Right of Entry does not give the freedom to be able to organise.Employees say that a difficulty is not being able to have their union organiser have right of entry.
But the WorkChoices limitations stricter than earlier awards and what was in agreements remains in that the organiser must still have a valid permit to obtain a right of entry; must still give a minimum of twenty four hours notice before exercising the right of entry; must still abide by the route and room specified by the employer in exercising the right.

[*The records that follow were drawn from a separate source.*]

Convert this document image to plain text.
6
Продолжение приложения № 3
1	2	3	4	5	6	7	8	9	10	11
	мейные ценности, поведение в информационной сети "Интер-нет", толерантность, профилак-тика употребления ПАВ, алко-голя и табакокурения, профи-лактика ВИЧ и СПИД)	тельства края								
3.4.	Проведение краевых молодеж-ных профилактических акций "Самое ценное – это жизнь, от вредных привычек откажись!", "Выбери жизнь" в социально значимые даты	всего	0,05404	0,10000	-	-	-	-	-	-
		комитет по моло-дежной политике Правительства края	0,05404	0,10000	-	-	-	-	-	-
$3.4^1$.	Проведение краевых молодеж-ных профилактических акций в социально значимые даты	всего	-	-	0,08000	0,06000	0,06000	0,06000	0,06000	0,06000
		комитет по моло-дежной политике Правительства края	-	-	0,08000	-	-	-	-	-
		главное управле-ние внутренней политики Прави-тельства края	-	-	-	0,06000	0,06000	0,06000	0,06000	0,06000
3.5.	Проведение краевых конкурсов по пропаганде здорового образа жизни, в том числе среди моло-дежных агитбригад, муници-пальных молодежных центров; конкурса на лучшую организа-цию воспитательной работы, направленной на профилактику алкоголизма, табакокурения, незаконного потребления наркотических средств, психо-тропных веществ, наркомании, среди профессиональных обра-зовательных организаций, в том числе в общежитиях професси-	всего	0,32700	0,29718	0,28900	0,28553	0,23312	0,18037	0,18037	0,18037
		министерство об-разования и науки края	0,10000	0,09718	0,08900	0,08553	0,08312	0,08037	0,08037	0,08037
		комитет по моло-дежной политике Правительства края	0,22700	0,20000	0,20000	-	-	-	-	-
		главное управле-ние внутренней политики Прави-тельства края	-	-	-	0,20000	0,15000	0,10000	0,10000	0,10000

I see this has been slightly ameliorated in that the employer cannot exercise this power unreasonably and the union can go to FWA in case of dispute, meaning more litigation.
The union has a right to enter premises to hold discussions or to investigate breaches of workplace obligations that affect a member or members of a union and that a union is able to get access to non-member records to investigate breaches of workplace obligations, a most reasonable measure of compliance, but still with the uses of that information strictly limited.
It should be that the parties can agree for whatever right of entry suits the parties, such as whenever needed, showing the courtesies reasonably expected, that I have experienced as a union official for 27 years.
The FWB requires the union to first establish that there are one or more eligible persons at the workplace who ‘wish to participate’ in discussions. It is not clear which ‘purposes’ a union can enter a workplace. There is no doubt that anti-union employers will have their corporate lawyers frustrate the rights of employees by litigating this point.
What is worse is that the employer and employees cannot agree on right of entry provisions that suit them.
There is legal complexity on whether the union honestly thought a claim to be lawful, but which turns out not to be so. This may prevent a party from obtaining FWA orders, taking protected industrial action, or having an agreement approved; and will force parties to enter into frustrating ‘side deals’.
General protections good, but…
The FWB does ensure protections for workers engaging in union activity such as representing other employees or bargaining. It provides sanctions including the power to obtain injunctions to restrain the conduct. It seeks to protect unionists who suffer adverse treatment because they have or will exercise a ‘workplace right’ such as being entitled to an award or agreement or making a complaint or inquiry. These are an important part of the freedom of association.
Where the continuation of WorkChoices is kept is the false notion of freedom of non-association. This is a non-sense in practice, but a major feature of right-wing corporate anti-unionism supporting the ‘right’ of workers not to combine, to be individuals, for a non-unionist not to join in with union activities.
This is not in conformity with ILO freedom of association provisions. Corporate lawyers, as in the past, will focus on freedom of non-association, ensuring an anti-union regime.
A FWB omission is that there is no legal recognition of workplace employees (union) delegates to organise and represent their workmates, nor to support their work with resources such as paid time to perform their roles, union training and access to facilities. These are normal in good industrial relations agreements (at the moment forced into side agreements). Why not as a NES standard? What about those who are just joining a union? Other countries have legislation that provides for statutory employee rights. The FWB makes a union strictly liable for the actions of its delegates, even if the union took reasonable steps to prevent the delegate from acting in an unlawful fashion. But there is no minimum Charter of Delegate Rights.
The unfair $100,000 rule
I am strongly opposed to MPs arbitrarily taking away existing hard won award rights, built up over fair arbitral processes and accepted by employers. I refer to the unfair, arbitrary removal of existing legal award rights for all employees over $100,000.
Despite reasonable arguments presented by professional and high skilled workers, the DPM continues to assert this injustice without good reason, other than a tactical political move to appease powerful anti-union mining companies during the election.
The dismantling of their awards is not even argued in the AIRC, but by legislative political decree. Also, the DPM should not be able to reduce this threshold through regulation. Important rights deriving from award coverage, such as the right to be represented, to be consulted about significant change and to access the dispute settlement procedure is for no good reason denied. This has serious consequences for high-income workers’ rights. It should be deleted.
The DPM says these are high paid employees and can negotiate agreements, and some can, but many cannot. These employees ought to be free to have an award. They do not like being disadvantaged.
The FWB may preserve their unfair dismissal rights. But litigation is predictable.
In the alternative, there could be an amendment that if the employer agrees that employees over $100,000 have award rights, then they remain.